We've started to plan how we'll calculate the [Audiences 2018–19 annual plan metrics](https://docs.google.com/spreadsheets/d/1SivevFV9IBhzhXQkgzPYf1Od2FIXf1yLJdLKfRK4BBg/edit?ts=5b1e475a#gid=909203420), and we've identified some infrastructural needs. = Daily editing data, with tags, in the Data Lake = == Filed == * Need some type of aggregated and/or denormalized table of edits that contains data about edit tags (to be used for mobile retention, mobile edits and editor counts, or anything else that relies on tagging edits) * Needs to be granular enough to look at short-term editor retention (daily is probably sufficient) * We need it updated relatively quickly, within a day after the events take place (if the Data Lake is only source and it isn't available till 10th after month's end, that is not tenable). == Not yet in separate tasks == * A one-time sqoop of the change_tag tables into the Data Lake to provide past edit tag data to complement current data * Joining this old data in one schema to a new schema in another seems like it will be a pain.

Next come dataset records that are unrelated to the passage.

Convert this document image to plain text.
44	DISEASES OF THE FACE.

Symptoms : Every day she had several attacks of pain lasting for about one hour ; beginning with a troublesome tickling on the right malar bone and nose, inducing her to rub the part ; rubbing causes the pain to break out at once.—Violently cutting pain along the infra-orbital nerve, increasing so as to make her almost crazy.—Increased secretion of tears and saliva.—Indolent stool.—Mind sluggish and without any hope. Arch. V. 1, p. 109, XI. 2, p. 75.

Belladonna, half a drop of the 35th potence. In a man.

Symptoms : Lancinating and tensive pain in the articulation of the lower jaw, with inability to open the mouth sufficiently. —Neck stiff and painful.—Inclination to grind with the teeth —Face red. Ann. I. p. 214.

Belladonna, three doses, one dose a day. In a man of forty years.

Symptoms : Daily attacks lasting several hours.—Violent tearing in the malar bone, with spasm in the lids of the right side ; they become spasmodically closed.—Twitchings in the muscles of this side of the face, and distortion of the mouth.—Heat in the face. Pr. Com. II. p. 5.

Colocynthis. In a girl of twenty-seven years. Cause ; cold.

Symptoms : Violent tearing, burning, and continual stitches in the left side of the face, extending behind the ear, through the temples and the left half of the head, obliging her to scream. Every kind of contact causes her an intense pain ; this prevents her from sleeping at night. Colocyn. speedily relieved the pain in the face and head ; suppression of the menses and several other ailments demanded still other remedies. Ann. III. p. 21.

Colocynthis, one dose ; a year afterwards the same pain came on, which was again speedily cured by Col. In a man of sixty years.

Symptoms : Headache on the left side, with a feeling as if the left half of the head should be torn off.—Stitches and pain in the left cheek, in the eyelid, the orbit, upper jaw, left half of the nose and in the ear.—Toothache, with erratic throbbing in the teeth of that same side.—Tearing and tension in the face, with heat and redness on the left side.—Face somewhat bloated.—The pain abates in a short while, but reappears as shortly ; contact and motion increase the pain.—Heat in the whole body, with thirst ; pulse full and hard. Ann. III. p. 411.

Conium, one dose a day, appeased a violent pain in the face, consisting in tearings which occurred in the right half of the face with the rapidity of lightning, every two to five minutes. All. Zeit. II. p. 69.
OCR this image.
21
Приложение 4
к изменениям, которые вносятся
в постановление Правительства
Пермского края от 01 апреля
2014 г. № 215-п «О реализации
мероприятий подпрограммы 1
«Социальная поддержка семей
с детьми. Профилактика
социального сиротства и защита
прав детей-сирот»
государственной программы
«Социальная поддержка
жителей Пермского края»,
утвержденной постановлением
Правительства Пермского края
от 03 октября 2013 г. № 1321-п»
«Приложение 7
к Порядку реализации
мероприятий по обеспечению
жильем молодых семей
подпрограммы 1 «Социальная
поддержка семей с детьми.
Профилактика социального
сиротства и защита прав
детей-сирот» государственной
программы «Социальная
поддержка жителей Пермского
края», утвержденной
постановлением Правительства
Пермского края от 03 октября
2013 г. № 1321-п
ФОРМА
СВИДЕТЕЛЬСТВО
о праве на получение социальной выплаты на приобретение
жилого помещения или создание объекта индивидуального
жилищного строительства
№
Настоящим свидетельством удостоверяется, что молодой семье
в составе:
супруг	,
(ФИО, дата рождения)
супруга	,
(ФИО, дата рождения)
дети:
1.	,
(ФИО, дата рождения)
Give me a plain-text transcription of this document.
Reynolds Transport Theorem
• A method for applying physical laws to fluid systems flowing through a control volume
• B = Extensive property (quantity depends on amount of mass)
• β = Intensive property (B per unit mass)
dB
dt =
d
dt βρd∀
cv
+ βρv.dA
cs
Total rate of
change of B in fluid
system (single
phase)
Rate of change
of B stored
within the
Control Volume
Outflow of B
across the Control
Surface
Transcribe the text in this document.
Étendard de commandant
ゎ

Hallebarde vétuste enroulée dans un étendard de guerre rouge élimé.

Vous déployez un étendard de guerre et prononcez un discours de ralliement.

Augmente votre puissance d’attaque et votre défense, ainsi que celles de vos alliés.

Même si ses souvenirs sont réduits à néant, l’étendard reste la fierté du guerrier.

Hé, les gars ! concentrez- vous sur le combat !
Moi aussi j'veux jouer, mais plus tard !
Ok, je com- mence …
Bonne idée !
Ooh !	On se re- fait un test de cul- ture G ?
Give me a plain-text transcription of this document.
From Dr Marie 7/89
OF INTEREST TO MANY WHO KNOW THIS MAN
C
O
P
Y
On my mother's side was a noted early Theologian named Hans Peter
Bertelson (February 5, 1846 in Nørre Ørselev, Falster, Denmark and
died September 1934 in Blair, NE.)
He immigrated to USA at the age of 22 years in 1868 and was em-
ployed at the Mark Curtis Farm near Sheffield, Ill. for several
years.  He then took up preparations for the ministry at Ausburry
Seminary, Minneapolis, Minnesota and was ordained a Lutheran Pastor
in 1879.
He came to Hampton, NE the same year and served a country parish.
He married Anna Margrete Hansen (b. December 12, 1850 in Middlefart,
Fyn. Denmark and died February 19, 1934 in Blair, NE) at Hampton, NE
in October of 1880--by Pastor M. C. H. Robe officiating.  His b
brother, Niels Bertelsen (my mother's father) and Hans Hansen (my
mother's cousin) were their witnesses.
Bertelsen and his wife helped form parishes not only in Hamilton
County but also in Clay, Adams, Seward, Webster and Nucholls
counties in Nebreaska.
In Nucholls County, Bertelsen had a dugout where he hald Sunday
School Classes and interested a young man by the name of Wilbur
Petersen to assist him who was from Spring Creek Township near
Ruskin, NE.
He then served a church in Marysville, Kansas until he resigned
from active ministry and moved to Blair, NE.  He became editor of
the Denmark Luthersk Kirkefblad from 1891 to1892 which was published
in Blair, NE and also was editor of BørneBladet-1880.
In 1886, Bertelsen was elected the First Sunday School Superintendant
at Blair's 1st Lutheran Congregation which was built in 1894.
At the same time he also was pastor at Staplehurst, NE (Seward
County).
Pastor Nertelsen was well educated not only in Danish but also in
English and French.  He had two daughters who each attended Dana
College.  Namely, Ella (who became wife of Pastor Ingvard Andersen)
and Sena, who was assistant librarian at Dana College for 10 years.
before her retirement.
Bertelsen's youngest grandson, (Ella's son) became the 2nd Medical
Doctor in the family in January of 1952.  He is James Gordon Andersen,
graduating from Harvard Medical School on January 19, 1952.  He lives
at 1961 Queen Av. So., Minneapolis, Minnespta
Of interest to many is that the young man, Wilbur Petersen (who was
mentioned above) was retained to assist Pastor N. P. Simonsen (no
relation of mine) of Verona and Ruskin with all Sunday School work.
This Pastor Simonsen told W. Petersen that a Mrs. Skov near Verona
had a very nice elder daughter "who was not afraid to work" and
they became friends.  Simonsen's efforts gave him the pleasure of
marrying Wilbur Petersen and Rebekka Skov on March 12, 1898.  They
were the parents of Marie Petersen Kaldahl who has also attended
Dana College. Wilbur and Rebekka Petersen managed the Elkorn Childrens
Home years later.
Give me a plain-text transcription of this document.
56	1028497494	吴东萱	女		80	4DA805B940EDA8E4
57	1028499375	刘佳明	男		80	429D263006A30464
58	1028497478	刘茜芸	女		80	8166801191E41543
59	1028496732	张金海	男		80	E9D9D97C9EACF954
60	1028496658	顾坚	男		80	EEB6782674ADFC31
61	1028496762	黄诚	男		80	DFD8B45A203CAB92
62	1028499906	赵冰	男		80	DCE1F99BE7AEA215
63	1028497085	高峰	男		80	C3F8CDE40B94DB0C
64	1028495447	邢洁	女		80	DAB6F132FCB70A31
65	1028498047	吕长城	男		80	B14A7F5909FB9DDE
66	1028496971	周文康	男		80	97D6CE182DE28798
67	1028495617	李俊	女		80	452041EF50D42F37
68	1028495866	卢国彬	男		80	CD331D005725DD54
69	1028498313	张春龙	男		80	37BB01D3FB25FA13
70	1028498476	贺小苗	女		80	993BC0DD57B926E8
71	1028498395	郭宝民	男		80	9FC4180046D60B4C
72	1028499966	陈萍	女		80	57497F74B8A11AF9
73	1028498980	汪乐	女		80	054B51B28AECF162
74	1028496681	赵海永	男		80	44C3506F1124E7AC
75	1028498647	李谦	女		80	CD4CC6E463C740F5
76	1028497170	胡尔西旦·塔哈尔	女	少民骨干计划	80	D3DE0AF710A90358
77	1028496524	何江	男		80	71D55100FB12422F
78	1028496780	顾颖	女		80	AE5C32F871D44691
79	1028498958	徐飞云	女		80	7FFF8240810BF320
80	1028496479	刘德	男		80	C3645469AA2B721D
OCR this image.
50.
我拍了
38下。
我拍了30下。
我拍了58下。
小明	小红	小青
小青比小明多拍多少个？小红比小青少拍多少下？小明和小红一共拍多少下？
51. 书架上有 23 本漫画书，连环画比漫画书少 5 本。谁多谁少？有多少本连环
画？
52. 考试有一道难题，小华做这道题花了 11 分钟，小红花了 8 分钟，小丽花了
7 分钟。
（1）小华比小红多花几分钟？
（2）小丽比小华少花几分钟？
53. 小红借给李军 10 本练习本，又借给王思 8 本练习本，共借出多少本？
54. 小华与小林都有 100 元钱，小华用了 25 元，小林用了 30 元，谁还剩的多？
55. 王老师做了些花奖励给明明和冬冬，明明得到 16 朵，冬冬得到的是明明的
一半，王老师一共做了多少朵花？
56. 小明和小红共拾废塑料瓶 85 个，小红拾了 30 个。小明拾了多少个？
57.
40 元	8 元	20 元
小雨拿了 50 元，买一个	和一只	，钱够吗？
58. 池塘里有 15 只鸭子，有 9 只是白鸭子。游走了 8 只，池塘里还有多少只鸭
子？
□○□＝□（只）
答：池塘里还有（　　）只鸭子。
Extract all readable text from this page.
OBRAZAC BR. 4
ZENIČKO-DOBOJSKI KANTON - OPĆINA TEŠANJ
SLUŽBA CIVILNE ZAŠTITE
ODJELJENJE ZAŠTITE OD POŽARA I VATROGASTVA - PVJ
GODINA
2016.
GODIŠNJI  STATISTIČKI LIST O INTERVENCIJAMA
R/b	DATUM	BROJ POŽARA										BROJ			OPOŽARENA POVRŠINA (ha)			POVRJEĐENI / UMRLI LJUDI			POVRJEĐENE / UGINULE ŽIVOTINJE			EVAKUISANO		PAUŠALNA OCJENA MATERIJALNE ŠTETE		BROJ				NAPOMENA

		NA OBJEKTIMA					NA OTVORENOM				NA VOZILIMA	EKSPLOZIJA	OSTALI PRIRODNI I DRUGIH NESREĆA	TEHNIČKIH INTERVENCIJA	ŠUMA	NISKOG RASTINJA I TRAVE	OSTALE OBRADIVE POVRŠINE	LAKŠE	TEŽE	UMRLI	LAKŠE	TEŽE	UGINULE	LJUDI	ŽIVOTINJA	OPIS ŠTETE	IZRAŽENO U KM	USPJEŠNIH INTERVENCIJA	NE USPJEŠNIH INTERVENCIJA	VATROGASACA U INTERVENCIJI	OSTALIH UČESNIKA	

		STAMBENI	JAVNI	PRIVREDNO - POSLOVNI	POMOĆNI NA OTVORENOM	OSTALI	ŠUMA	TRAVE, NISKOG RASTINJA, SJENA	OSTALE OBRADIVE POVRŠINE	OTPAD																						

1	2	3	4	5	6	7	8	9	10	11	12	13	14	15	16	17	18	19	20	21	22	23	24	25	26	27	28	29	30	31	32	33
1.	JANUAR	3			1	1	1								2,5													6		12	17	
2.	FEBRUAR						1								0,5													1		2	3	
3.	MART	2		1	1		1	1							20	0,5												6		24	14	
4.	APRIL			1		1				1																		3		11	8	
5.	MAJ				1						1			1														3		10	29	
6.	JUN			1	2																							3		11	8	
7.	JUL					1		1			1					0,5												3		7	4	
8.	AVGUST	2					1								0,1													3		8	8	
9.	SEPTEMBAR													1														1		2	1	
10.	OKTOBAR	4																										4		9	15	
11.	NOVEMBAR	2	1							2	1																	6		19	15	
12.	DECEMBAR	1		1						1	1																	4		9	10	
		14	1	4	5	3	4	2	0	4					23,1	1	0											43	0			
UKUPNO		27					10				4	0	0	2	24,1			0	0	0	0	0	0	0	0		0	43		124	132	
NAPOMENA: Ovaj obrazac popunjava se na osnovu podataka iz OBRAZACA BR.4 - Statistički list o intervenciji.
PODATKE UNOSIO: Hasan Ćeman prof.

Is there an easier way to do this? = Shorter-term retention metrics = * If we have to wait 2 months to see impact on retention metric, we have some real practical challenges that arise. We probably need something like 2-day and 2-week retention as directional proxies for making product decisions. = Identifying reverts = In mediawiki_history, we'd calculate reverts using the convenient is_reverted field. How do we do it when we simply have a table of revisions with their hashes? = A/B testing = * @JKatzWMF's thought: "for editors the easiest would be if we could use last digit of user id for metrics (0-9) since that sits in mediawiki tables, instead of creating an independently generated variable, but I'm not sure if we can or should use that for bucketing."